2003年8月16日(土)「しんぶん赤旗」
韓国の盧武鉉大統領は、同国が日本の植民地支配から解放された八月十五日の「光復節」にあたり、忠清南道・天安の独立記念館で行われた日本による植民地支配からの解放記念式典で演説し、北朝鮮の核問題の平和的解決とともに、在韓米軍撤退の可能性に言及し、北東アジアの平和と繁栄のための地域協力を呼びかけました。北朝鮮の核問題では、核を放棄すれば経済開発支援を行う考えを明らかにしました。
大統領は「北朝鮮の核問題は早期に必ず平和的に解決されるべきだ」と強調。
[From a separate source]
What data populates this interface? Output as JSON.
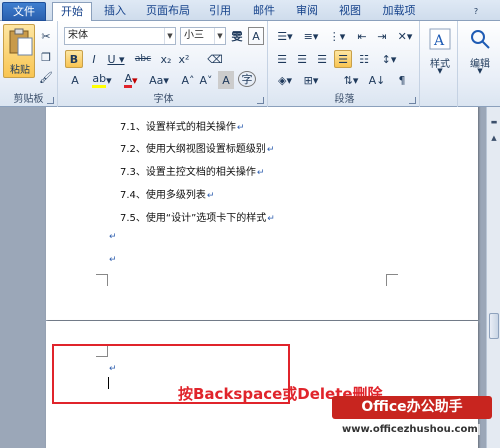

「問題解決の糸口が見え始めた」と六カ国協議への期待を示し、「北朝鮮はこの機会を逃してはならない。核を放棄し改革と開放を成功させるべきだ。核兵器は決して体制保障の安全弁にはならない。かえって孤立と危機を招く災いになるだけだ」と述べました。
また、「北朝鮮が核を放棄すれば、われわれは北朝鮮の経済開発のために先頭に立つ。国際機構と国際資本の協力も引き入れる」との構想を明らかにしました。
大統領は、在韓米軍問題にも言及し、「安保をいつまでも在韓米軍に依存しようとする考えは正しくない」と言明。「自主国防」をめざすべきだと改めて強調しました。
さらに、「対策なしに在韓米軍撤退に反対だけを叫んでもだめだ。今や現実の変化を受け入れるときだ」と強調。「北東アジアの秩序が平和と繁栄の秩序に発展しても、一方では対立とあつれきの潜在的な可能性が残る」と述べ、「その間、韓米同盟関係は北東アジアの平和と安定のテコの役割をする」と述べました。
盧大統領はこれまで、在韓米軍は北東アジア地域の「平和の均衡者」として将来も駐留する、と述べてきました。今回の発言は、北東アジア地域の平和が進展すれば米軍の役割がなくなることを指摘したもので、将来の在韓米軍撤退の可能性を示唆したものとして注目されます。